Dental Tribune Europe

Regular aspirin intake may reduce oral cancer risk

By Dental Tribune International
April 10, 2013

BELFAST, UK: The findings of a new study suggest that regular use of aspirin could cut head and neck cancer risk by almost a quarter. The researchers found that people who consumed aspirin on a daily or weekly basis were less likely to develop the disease, which affects about 16,000 people in the UK every year, according to the British Dental Health Foundation (BDHF).

Data for the study was obtained from the US National Cancer Institute’s Prostate, Lung, Colorectal, and Ovarian Cancer Screening Trial, a large population-based randomised trial that investigates the effect of aspirin and ibuprofen on head and neck cancer risk, among others, and involves approximately 77,500 men and 77,500 women aged between 55 and 74.

As regular aspirin use was associated with a significant reduction (22 per cent) in head and neck cancer risk in this group, the researchers concluded that it may have potential as a chemopreventive agent for this type of cancer. However, no such association was observed with regular ibuprofen use.

Dr Nigel Carter OBE, Chief Executive of the BDHF, hopes that the findings will encourage further research, as mouth cancer cases are increasing worldwide.
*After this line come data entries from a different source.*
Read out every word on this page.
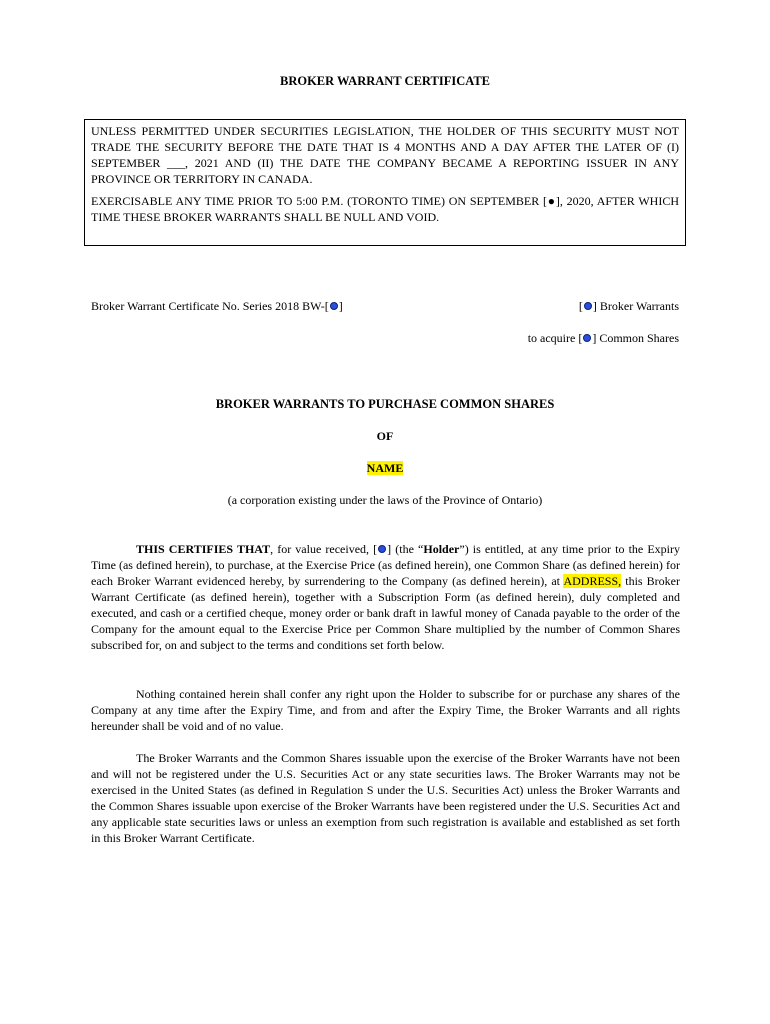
BROKER WARRANT CERTIFICATE

UNLESS PERMITTED UNDER SECURITIES LEGISLATION, THE HOLDER OF THIS SECURITY MUST NOT TRADE THE SECURITY BEFORE THE DATE THAT IS 4 MONTHS AND A DAY AFTER THE LATER OF (I) SEPTEMBER ___, 2021 AND (II) THE DATE THE COMPANY BECAME A REPORTING ISSUER IN ANY PROVINCE OR TERRITORY IN CANADA.

EXERCISABLE ANY TIME PRIOR TO 5:00 P.M. (TORONTO TIME) ON SEPTEMBER [●], 2020, AFTER WHICH TIME THESE BROKER WARRANTS SHALL BE NULL AND VOID.

Broker Warrant Certificate No. Series 2018 BW-[ ]	[ ] Broker Warrants
to acquire [ ] Common Shares
BROKER WARRANTS TO PURCHASE COMMON SHARES
OF
NAME
(a corporation existing under the laws of the Province of Ontario)

THIS CERTIFIES THAT, for value received, [ ] (the “Holder”) is entitled, at any time prior to the Expiry Time (as defined herein), to purchase, at the Exercise Price (as defined herein), one Common Share (as defined herein) for each Broker Warrant evidenced hereby, by surrendering to the Company (as defined herein), at ADDRESS, this Broker Warrant Certificate (as defined herein), together with a Subscription Form (as defined herein), duly completed and executed, and cash or a certified cheque, money order or bank draft in lawful money of Canada payable to the order of the Company for the amount equal to the Exercise Price per Common Share multiplied by the number of Common Shares subscribed for, on and subject to the terms and conditions set forth below.

Nothing contained herein shall confer any right upon the Holder to subscribe for or purchase any shares of the Company at any time after the Expiry Time, and from and after the Expiry Time, the Broker Warrants and all rights hereunder shall be void and of no value.

The Broker Warrants and the Common Shares issuable upon the exercise of the Broker Warrants have not been and will not be registered under the U.S. Securities Act or any state securities laws. The Broker Warrants may not be exercised in the United States (as defined in Regulation S under the U.S. Securities Act) unless the Broker Warrants and the Common Shares issuable upon exercise of the Broker Warrants have been registered under the U.S. Securities Act and any applicable state securities laws or unless an exemption from such registration is available and established as set forth in this Broker Warrant Certificate.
In addition, he stressed that it is important to consult a dentist if patients notice ulcers that do not heal within three months, patches, or unusual lumps or swelling in their mouth. If diagnosed too late, the survival rate for head and neck cancer tumbles to as low as 50 per cent, he said.

As reported by Dental Tribune ONLINE last year, a US study of 434 patients found that taking anti-inflammatory drugs and aspirin in particular reduces the risk of Barrett’s oesophagus, a medical condition that is the largest known risk factor for oesophageal cancer.

The current study, titled “Non-steroidal anti-inflammatory drug and aspirin use and the risk of head and neck cancer”, was published online on 28 February in the British Journal of Cancer ahead of print.